Sí, la Iglesia debe “encontrarse” con las personas donde ellas estén, y los pastores deben “apacentar” a sus rebaños.

Sin embargo, en un sentido más profundo, el cristianismo no consiste en satisfacer “mis necesidades”, pues el foco no debe estar en nosotros mismos, sino en los demás. Como Jesús mismo dijo: “El Hijo del Hombre no vino al mundo para ser servido, sino para servir”.

La espiritualidad cristiana no es simplemente un ejercicio de “mirarse el ombligo”. La espiritualidad cristiana consiste, en última instancia, en conformarnos a la imagen de Cristo que, como nos dice el Evangelio, “pasó haciendo el bien”. Por lo tanto, la espiritualidad, aunque orientada hacia el cielo, también debe llevarnos a plantar los pies firmemente sobre el suelo, y necesariamente nos involucra en lo que los autores espirituales han designado como las obras de misericordia “corporales” y “espirituales”.

Las obras de misericordia corporales son alimentar al hambriento, dar de beber al sediento, vestir al desnudo, acoger al extranjero, sanar a los enfermos, visitar a los presos, y enterrar a los muertos; las obras de misericordia espirituales son aconsejar al que duda, instruir a los ignorantes, amonestar a los pecadores, confortar a los afligidos, perdonar las ofensas, soportar pacientemente a quienes nos hacen mal, y rezar por los vivos y los muertos

Ahora bien, algunos podrían objetar: ¿No deberíamos estar más preocupados por ganar el cielo que por arreglar las cosas en la tierra? Pero para nosotros, los católicos, el arreglar las cosas en la tierra no se opone a nuestro destino trascendente, sino que forma parte de ese destino. Pues este mundo es nuestra autopista hacia el cielo, y el viaje a lo largo de esta carretera es nuestra oportunidad única de llegar al cielo. Y si vamos a llegar al cielo —y a ayudar a los demás a llegar allí—, entonces tenemos que preocuparnos por el estado de la autopista.

Si vamos a creer, como los ateos, que esta vida es todo lo que hay, es decir, si la vida no es una carretera, sino simplemente un callejón sin salida, no tenemos que preocuparnos por el estado de la carretera. Pero si este mundo es nuestra autopista al cielo, entonces tenemos que ocuparnos de los baches y de los obstáculos que pudieran impedirnos —a nosotros o a los demás— el llegar a nuestro destino.

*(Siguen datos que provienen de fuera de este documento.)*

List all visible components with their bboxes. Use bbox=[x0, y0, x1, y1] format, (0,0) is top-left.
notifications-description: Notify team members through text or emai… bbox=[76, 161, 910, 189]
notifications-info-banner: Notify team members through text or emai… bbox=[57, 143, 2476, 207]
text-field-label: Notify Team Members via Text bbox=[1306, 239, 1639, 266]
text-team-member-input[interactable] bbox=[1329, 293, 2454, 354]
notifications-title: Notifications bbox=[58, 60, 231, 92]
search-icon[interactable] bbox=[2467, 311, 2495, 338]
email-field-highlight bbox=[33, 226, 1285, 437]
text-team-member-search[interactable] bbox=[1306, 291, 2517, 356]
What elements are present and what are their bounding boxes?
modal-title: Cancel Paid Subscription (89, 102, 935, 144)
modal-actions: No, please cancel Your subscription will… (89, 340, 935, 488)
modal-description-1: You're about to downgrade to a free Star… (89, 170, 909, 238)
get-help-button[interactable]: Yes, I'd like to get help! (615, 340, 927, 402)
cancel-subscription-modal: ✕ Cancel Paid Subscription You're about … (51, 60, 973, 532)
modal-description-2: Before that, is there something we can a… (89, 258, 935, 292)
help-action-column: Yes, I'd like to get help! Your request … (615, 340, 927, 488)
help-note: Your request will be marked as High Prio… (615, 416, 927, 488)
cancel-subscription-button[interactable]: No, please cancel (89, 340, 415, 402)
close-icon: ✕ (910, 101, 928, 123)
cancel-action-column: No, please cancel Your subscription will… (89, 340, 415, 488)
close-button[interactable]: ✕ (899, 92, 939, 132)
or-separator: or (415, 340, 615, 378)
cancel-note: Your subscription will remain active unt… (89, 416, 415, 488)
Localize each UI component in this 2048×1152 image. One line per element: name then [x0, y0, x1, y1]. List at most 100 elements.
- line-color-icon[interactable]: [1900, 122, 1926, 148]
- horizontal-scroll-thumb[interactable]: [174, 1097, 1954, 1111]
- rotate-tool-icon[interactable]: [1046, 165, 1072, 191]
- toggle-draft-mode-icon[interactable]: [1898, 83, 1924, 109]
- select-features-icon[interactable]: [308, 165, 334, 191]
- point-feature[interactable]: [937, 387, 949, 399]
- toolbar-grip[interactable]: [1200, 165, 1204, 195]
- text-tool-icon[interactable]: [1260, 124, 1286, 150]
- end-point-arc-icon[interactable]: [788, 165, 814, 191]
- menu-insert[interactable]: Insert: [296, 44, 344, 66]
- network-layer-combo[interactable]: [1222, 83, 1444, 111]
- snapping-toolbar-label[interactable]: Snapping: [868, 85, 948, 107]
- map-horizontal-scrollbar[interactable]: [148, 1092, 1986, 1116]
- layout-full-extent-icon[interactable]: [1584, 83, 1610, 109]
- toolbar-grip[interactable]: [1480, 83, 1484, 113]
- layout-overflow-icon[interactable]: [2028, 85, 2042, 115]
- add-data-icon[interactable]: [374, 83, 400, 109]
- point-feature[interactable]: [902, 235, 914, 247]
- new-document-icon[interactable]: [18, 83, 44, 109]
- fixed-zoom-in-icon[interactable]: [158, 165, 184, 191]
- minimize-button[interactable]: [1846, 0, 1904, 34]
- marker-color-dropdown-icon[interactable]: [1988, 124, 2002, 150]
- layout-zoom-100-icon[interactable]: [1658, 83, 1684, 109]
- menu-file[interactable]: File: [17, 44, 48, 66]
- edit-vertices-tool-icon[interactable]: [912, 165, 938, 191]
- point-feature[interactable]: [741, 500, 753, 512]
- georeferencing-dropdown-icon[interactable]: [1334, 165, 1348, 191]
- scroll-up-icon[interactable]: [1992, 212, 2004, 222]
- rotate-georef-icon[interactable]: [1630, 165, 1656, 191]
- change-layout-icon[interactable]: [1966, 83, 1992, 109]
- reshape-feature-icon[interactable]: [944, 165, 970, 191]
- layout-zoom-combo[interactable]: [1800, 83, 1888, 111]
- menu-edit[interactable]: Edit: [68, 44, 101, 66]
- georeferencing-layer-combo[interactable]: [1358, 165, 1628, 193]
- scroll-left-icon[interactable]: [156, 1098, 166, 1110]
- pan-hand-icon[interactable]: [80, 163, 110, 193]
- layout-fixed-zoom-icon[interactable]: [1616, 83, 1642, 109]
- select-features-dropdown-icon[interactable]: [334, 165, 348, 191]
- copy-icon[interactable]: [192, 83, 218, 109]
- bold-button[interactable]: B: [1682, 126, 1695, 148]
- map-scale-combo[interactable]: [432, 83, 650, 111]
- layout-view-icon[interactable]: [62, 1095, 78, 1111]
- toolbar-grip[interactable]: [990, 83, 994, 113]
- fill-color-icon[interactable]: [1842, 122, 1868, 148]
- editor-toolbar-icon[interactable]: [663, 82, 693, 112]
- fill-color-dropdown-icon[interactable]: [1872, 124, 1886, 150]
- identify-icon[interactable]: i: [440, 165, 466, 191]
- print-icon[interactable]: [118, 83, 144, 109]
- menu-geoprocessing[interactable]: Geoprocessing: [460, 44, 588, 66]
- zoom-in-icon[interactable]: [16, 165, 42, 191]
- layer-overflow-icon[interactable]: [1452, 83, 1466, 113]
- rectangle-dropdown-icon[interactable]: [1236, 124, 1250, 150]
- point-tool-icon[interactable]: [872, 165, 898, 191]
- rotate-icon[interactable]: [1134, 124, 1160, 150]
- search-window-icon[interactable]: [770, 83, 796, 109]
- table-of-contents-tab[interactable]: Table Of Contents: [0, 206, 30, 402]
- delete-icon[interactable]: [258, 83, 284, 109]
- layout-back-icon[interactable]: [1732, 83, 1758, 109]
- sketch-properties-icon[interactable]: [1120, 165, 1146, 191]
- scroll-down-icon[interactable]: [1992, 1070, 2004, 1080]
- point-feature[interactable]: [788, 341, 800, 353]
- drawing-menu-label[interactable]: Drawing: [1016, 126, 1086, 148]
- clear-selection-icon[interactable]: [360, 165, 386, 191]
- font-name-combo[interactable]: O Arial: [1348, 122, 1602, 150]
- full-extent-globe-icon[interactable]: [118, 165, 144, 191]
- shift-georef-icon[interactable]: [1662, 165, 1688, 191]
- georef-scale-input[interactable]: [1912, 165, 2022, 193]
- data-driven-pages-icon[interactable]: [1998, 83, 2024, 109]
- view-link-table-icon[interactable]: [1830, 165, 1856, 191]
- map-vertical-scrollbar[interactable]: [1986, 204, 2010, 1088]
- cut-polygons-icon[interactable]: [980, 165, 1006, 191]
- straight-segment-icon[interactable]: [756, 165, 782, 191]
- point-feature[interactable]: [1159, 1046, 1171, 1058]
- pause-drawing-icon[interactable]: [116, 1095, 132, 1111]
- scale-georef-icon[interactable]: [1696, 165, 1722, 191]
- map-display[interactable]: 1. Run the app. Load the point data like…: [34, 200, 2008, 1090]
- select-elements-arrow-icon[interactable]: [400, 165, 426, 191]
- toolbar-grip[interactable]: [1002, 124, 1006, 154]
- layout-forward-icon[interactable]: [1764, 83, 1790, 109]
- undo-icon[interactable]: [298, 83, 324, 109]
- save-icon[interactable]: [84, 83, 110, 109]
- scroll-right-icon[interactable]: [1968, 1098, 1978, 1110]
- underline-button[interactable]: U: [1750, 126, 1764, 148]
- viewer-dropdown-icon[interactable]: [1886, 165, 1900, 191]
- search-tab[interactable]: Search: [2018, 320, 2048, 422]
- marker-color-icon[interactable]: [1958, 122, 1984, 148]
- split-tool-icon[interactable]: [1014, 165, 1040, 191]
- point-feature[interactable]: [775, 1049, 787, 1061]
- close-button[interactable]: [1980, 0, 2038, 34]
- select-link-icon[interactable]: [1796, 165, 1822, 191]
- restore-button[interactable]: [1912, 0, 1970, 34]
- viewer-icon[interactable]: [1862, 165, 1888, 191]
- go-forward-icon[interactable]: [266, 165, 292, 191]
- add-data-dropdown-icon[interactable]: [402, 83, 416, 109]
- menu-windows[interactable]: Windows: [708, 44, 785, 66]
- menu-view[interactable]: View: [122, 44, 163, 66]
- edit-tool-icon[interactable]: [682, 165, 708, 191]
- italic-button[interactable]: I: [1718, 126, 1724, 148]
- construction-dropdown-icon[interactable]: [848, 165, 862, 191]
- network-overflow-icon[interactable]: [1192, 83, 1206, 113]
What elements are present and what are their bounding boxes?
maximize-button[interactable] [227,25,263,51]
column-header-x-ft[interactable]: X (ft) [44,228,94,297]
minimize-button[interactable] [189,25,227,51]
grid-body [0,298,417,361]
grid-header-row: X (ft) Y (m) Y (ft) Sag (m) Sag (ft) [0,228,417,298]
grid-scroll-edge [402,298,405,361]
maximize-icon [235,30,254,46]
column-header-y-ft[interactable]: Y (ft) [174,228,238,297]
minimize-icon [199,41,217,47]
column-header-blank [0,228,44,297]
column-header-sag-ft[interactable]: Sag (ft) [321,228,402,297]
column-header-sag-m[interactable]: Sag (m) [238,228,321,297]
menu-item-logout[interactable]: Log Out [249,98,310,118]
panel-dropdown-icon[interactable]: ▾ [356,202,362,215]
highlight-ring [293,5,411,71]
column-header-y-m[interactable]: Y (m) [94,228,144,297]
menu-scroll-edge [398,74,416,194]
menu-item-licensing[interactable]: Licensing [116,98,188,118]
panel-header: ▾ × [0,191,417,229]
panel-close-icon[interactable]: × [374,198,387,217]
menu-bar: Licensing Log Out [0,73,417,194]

Jesús no sufrió y murió en la cruz sólo para que nos sintiéramos bien. De hecho, el cristianismo, con sus prácticas ascéticas de ayuno y otras mortificaciones, y su llamado a “tomar la propia cruz” en la vida cotidiana, está muy lejos de ser una especie de religión del “sentirse bien”. Jesús sufrió y murió en la cruz no para darnos una religión del “sentirse bien”, sino más bien para darnos una religión del “hacer bien”. En el centro del Antiguo y del Nuevo Testamento está el mandamiento del amor.

Este amor no es sólo una emoción o un sentimiento; se trata de una acción. Es algo que hacemos por los demás. Si el amor no ha de distorsionarse en un mero sentimentalismo de un lado, o en una falsa compasión del otro, entonces el amor exige que trabajemos por la justicia y la igualdad; el amor exige que nos solidaricemos con los marginados, los desposeídos y los excluidos.

Amar o hacer el bien requiere abnegación, mortificación y autodisciplina. Hacer el bien no suele ser fácil, y nos puede meter en problemas: nos puede atraer la incomprensión, el desprecio e incluso la persecución. Sin embargo, es sólo en hacer el bien y en enfocarnos no en nuestras necesidades, sino en las de nuestro prójimo, como descubrimos la alegría del Evangelio.